Orangutan Tapanuli (Pongo tapanuliensis) misalnya, saat ini hanya tersisa sekitar 767 individu di hutan Batang Toru, Sumatra Utara. Pembangunan Pembangkit Listrik Tenaga Air (PLTA) serta aktivitas pertambangan menjadi ancaman langsung bagi kelangsungan hidupnya. Ironisnya, spesies ini baru diidentifikasi secara ilmiah pada 2017, namun kini justru menyandang predikat sebagai kera besar paling langka di dunia.
Di Kepulauan Mentawai, Simakobu (Simias concolor) mengalami penurunan populasi drastis akibat deforestasi. Ketergantungan spesies ini pada hutan primer membuatnya sangat rentan terhadap konversi lahan menjadi perkebunan dan kawasan pemukiman.
Sementara itu, Lutung Sentarum (Presbytis chrysomelas) yang mendiami hutan dataran rendah Kalimantan menjadi korban dari maraknya penebangan liar dan perluasan lahan pertanian. Kurangnya pengawasan terhadap kawasan hutan konservasi mempercepat laju degradasi habitat mereka.
Terakhir, Tarsius Sangihe (Tarsius sangirensis) di Sulawesi Utara menjadi spesies yang paling terancam punah akibat sempitnya wilayah jelajah dan tingginya tekanan konversi lahan. Primata mungil yang hanya ditemukan di Pulau Sangihe ini kini berada di ujung tanduk akibat perubahan bentang alam yang masif.
Krisis Global, Refleksi Masalah Lokal
Laporan yang disusun oleh lebih dari 100 ilmuwan internasional tersebut tidak hanya memetakan ancaman terhadap 25 spesies primata, tetapi juga menegaskan bahwa isu ini bersifat lintas batas dan multidimensi. Ancaman seperti deforestasi, perburuan liar, perdagangan satwa, hingga perubahan iklim merupakan tantangan bersama di berbagai belahan dunia—mulai dari Afrika hingga Asia Tenggara.

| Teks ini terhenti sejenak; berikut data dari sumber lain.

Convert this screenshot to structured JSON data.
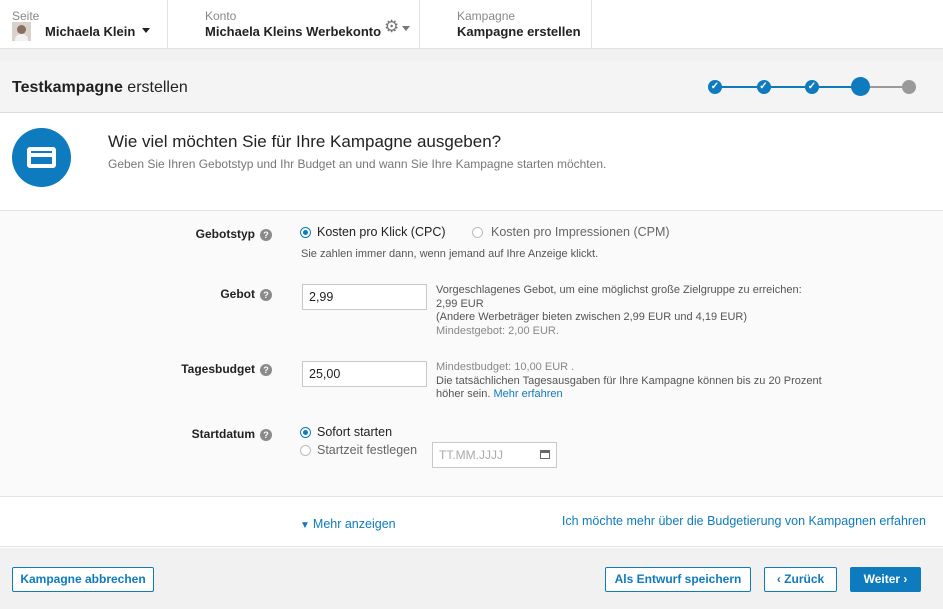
{
  "header": {
    "page": {
      "label": "Seite",
      "value": "Michaela Klein",
      "avatar_icon": "user-avatar"
    },
    "account": {
      "label": "Konto",
      "value": "Michaela Kleins Werbekonto",
      "settings_icon": "gear-icon"
    },
    "campaign": {
      "label": "Kampagne",
      "value": "Kampagne erstellen"
    }
  },
  "titlebar": {
    "title_bold": "Testkampagne",
    "title_rest": " erstellen",
    "progress": {
      "total_steps": 5,
      "completed_steps": 3,
      "current_step": 4
    },
    "check_glyph": "✓"
  },
  "intro": {
    "icon": "credit-card-icon",
    "heading": "Wie viel möchten Sie für Ihre Kampagne ausgeben?",
    "subheading": "Geben Sie Ihren Gebotstyp und Ihr Budget an und wann Sie Ihre Kampagne starten möchten."
  },
  "form": {
    "help_glyph": "?",
    "bid_type": {
      "label": "Gebotstyp",
      "options": [
        {
          "label": "Kosten pro Klick (CPC)",
          "selected": true
        },
        {
          "label": "Kosten pro Impressionen (CPM)",
          "selected": false
        }
      ],
      "note": "Sie zahlen immer dann, wenn jemand auf Ihre Anzeige klickt."
    },
    "bid": {
      "label": "Gebot",
      "value": "2,99",
      "hint_line1": "Vorgeschlagenes Gebot, um eine möglichst große Zielgruppe zu erreichen:",
      "hint_line2": "2,99 EUR",
      "hint_line3": "(Andere Werbeträger bieten zwischen 2,99 EUR und 4,19 EUR)",
      "hint_line4": "Mindestgebot: 2,00 EUR."
    },
    "daily_budget": {
      "label": "Tagesbudget",
      "value": "25,00",
      "hint_line1": "Mindestbudget: 10,00 EUR .",
      "hint_line2": "Die tatsächlichen Tagesausgaben für Ihre Kampagne können bis zu 20 Prozent",
      "hint_line3": "höher sein.",
      "hint_link": "Mehr erfahren"
    },
    "start_date": {
      "label": "Startdatum",
      "options": [
        {
          "label": "Sofort starten",
          "selected": true
        },
        {
          "label": "Startzeit festlegen",
          "selected": false
        }
      ],
      "date_placeholder": "TT.MM.JJJJ",
      "calendar_icon": "calendar-icon"
    }
  },
  "links": {
    "show_more": "Mehr anzeigen",
    "show_more_icon": "chevron-down-icon",
    "learn_more": "Ich möchte mehr über die Budgetierung von Kampagnen erfahren"
  },
  "footer": {
    "cancel": "Kampagne abbrechen",
    "save_draft": "Als Entwurf speichern",
    "back": "‹ Zurück",
    "next": "Weiter ›"
  },
  "colors": {
    "accent": "#0e7bbf",
    "pending_step": "#9a9a9a"
  }
}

Namun di Indonesia, tantangan itu menjadi lebih kompleks karena berkelindan dengan kebijakan pembangunan yang belum sepenuhnya ramah lingkungan. Proyek-proyek infrastruktur berskala besar sering kali mengabaikan aspek ekologis, menyebabkan fragmentasi habitat dan isolasi populasi satwa liar.
Harapan dari Akar Rumput
Di tengah situasi genting ini, secercah harapan datang dari sejumlah inisiatif lokal yang menunjukkan bahwa upaya konservasi bisa berhasil jika melibatkan masyarakat sekitar. Di Mentawai, misalnya, program pelestarian berbasis komunitas berhasil menumbuhkan kembali kesadaran akan pentingnya keberadaan simakobu. Hal serupa juga terlihat di Sulawesi, di mana masyarakat dilibatkan sebagai penjaga habitat tarsius.

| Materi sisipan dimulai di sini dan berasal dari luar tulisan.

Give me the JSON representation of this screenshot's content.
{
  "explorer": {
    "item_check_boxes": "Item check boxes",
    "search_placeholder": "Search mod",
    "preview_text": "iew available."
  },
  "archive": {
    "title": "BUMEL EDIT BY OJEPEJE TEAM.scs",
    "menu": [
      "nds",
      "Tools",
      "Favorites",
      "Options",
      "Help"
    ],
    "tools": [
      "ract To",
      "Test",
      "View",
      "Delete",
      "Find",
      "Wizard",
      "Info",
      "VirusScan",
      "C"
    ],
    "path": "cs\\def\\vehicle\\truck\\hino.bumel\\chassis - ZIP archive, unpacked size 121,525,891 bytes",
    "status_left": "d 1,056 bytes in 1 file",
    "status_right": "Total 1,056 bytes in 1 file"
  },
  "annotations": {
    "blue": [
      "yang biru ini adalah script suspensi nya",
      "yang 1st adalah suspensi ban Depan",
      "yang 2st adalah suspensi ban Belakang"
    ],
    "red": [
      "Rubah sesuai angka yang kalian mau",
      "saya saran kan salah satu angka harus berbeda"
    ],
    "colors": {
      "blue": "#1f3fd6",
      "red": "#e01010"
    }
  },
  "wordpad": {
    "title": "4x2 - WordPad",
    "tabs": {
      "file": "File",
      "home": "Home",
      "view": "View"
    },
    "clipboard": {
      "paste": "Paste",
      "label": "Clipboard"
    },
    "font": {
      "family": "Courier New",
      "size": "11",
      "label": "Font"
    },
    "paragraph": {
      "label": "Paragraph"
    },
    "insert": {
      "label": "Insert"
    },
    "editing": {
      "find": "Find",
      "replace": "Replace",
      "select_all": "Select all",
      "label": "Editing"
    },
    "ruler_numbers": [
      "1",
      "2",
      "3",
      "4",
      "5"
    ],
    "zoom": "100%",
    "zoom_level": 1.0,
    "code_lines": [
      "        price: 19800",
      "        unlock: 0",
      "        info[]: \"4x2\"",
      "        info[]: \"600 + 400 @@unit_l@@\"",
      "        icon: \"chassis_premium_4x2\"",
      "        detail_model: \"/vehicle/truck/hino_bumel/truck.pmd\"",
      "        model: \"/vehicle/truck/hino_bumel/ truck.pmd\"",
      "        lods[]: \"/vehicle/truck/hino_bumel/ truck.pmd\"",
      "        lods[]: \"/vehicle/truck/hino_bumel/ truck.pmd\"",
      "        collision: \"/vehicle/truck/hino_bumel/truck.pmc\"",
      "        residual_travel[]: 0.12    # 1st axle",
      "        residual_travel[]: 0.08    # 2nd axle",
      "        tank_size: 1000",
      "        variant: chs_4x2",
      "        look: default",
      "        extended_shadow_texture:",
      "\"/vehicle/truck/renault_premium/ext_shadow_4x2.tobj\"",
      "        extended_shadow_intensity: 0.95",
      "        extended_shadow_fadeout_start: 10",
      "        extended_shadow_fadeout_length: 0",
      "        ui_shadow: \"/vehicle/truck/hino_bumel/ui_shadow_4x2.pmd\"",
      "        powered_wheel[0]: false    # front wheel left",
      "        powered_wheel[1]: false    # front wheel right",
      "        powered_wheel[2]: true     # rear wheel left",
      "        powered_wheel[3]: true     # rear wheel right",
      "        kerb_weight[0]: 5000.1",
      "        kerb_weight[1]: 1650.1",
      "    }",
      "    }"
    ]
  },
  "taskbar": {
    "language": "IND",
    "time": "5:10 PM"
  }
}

Pendekatan ini memperkuat pandangan bahwa konservasi tidak bisa bersifat top-down. Keberhasilan hanya akan tercapai bila ditopang oleh tiga elemen utama: partisipasi masyarakat, penegakan hukum yang konsisten, dan pendanaan jangka panjang.
Laporan Sebagai Seruan Aksi, Bukan Pengumuman Kematian
Menariknya, Primates in Peril tidak menyajikan data sebagai bentuk ratapan akan kepunahan, melainkan sebagai peta jalan menuju perubahan. Setiap nama dalam daftar itu seolah menjadi panggilan untuk bertindak, agar dunia tidak tinggal diam melihat satu per satu spesies menghilang dari peta kehidupan.

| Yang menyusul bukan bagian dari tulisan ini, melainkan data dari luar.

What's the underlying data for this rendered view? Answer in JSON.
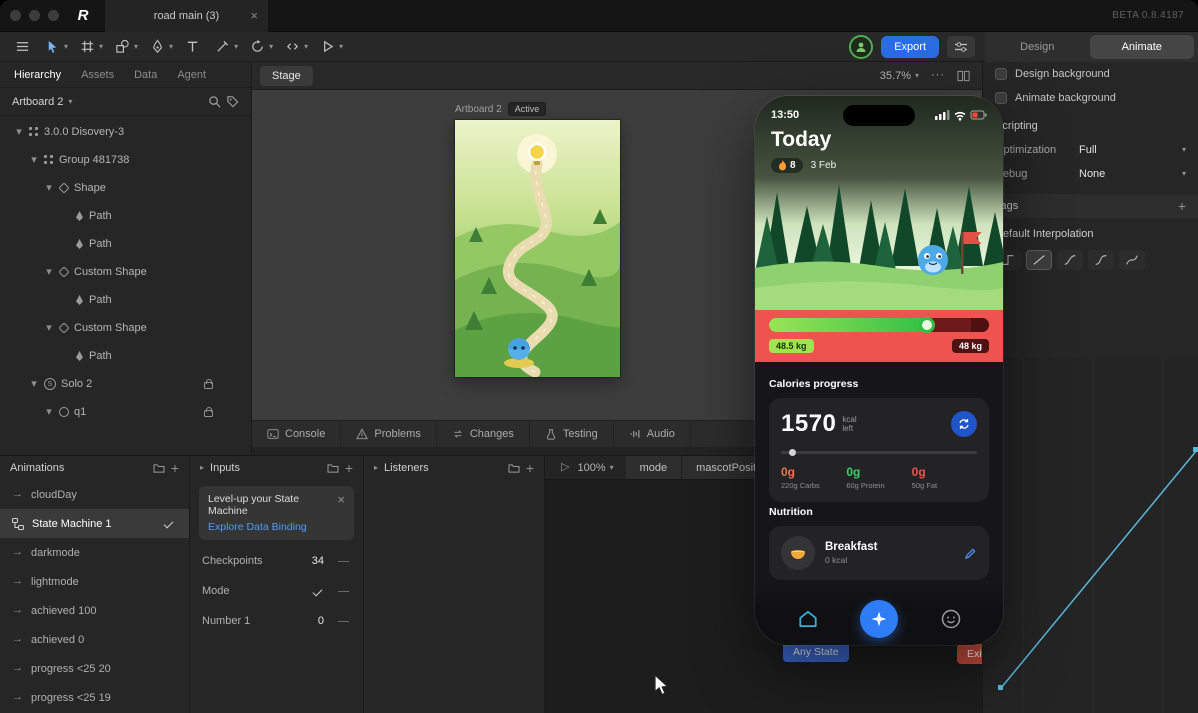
{
  "titlebar": {
    "doc_tab": "road main (3)",
    "beta": "BETA 0.8.4187"
  },
  "toolbar": {
    "export": "Export",
    "design": "Design",
    "animate": "Animate"
  },
  "hierarchy": {
    "tab_hierarchy": "Hierarchy",
    "tab_assets": "Assets",
    "tab_data": "Data",
    "tab_agent": "Agent",
    "artboard": "Artboard 2",
    "tree": [
      {
        "label": "3.0.0 Disovery-3"
      },
      {
        "label": "Group 481738"
      },
      {
        "label": "Shape"
      },
      {
        "label": "Path"
      },
      {
        "label": "Path"
      },
      {
        "label": "Custom Shape"
      },
      {
        "label": "Path"
      },
      {
        "label": "Custom Shape"
      },
      {
        "label": "Path"
      },
      {
        "label": "Solo 2",
        "locked": true
      },
      {
        "label": "q1",
        "locked": true
      }
    ]
  },
  "stage": {
    "tab": "Stage",
    "zoom": "35.7%",
    "artboard_label": "Artboard 2",
    "artboard_state": "Active",
    "console_tabs": [
      {
        "label": "Console"
      },
      {
        "label": "Problems"
      },
      {
        "label": "Changes"
      },
      {
        "label": "Testing"
      },
      {
        "label": "Audio"
      }
    ]
  },
  "inspector": {
    "design_bg": "Design background",
    "animate_bg": "Animate background",
    "scripting": "Scripting",
    "optimization_label": "Optimization",
    "optimization_value": "Full",
    "debug_label": "Debug",
    "debug_value": "None",
    "tags_label": "Tags",
    "interpolation_label": "Default Interpolation"
  },
  "phone": {
    "time": "13:50",
    "title": "Today",
    "streak_count": "8",
    "date": "3 Feb",
    "weight_current": "48.5 kg",
    "weight_goal": "48 kg",
    "calories_label": "Calories progress",
    "calories_value": "1570",
    "calories_unit_line1": "kcal",
    "calories_unit_line2": "left",
    "macros": [
      {
        "value": "0g",
        "label": "220g Carbs"
      },
      {
        "value": "0g",
        "label": "60g Protein"
      },
      {
        "value": "0g",
        "label": "50g Fat"
      }
    ],
    "nutrition_label": "Nutrition",
    "meal_title": "Breakfast",
    "meal_kcal": "0 kcal"
  },
  "animations": {
    "title": "Animations",
    "items": [
      {
        "label": "cloudDay",
        "type": "animation"
      },
      {
        "label": "State Machine 1",
        "type": "state-machine",
        "selected": true
      },
      {
        "label": "darkmode",
        "type": "animation"
      },
      {
        "label": "lightmode",
        "type": "animation"
      },
      {
        "label": "achieved 100",
        "type": "animation"
      },
      {
        "label": "achieved 0",
        "type": "animation"
      },
      {
        "label": "progress <25 20",
        "type": "animation"
      },
      {
        "label": "progress <25 19",
        "type": "animation"
      }
    ]
  },
  "inputs": {
    "title": "Inputs",
    "promo_title": "Level-up your State Machine",
    "promo_link": "Explore Data Binding",
    "row1_label": "Checkpoints",
    "row1_value": "34",
    "row2_label": "Mode",
    "row2_checked": true,
    "row3_label": "Number 1",
    "row3_value": "0"
  },
  "listeners": {
    "title": "Listeners"
  },
  "timeline": {
    "zoom": "100%",
    "tab1": "mode",
    "tab2": "mascotPosition",
    "state1": "Any State",
    "state2": "Exit"
  },
  "colors": {
    "accent_blue": "#2e7cf6",
    "export_blue": "#2b6ce5",
    "link_blue": "#4f9cf7",
    "red_section": "#ef5350",
    "progress_green": "#2ebf45",
    "carbs": "#f4734f",
    "protein": "#3dd068",
    "fat": "#f4504a",
    "any_state": "#3d6ad2",
    "exit_state": "#c84b3e"
  },
  "icons": {
    "search-icon": "magnifier",
    "tag-icon": "tag",
    "folder-icon": "folder",
    "plus-icon": "+",
    "close-icon": "x",
    "caret-down-icon": "triangle-down",
    "caret-right-icon": "triangle-right",
    "play-icon": "triangle-play",
    "one-shot-animation-icon": "arrow-right",
    "check-icon": "check",
    "lock-icon": "padlock",
    "flame-icon": "flame",
    "edit-pencil-icon": "pencil",
    "home-nav-icon": "house",
    "add-nav-button": "sparkle",
    "profile-nav-icon": "smiley",
    "sync-icon": "refresh-arrows",
    "more-icon": "ellipsis"
  }
}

Sebagaimana ditekankan dalam laporan, waktu kita memang terbatas, namun masih ada ruang untuk menyelamatkan mereka. Kuncinya ada pada kemauan politik, dukungan masyarakat, serta komitmen untuk menjadikan konservasi sebagai bagian tak terpisahkan dari pembangunan.
Kesimpulan: Menjaga Primata, Menjaga Masa Depan
Keberadaan primata di hutan-hutan tropis Indonesia bukan hanya soal pelestarian satwa, tapi juga soal menjaga keseimbangan ekosistem dan warisan alam bagi generasi mendatang. Jika primata punah, maka hutan sebagai paru-paru bumi ikut kehilangan denyutnya.
Maka, menyelamatkan primata bukan sekadar tugas para peneliti atau pegiat lingkungan, tapi juga tanggung jawab kolektif kita sebagai manusia. Karena pada akhirnya, nasib mereka adalah cermin dari masa depan kita sendiri.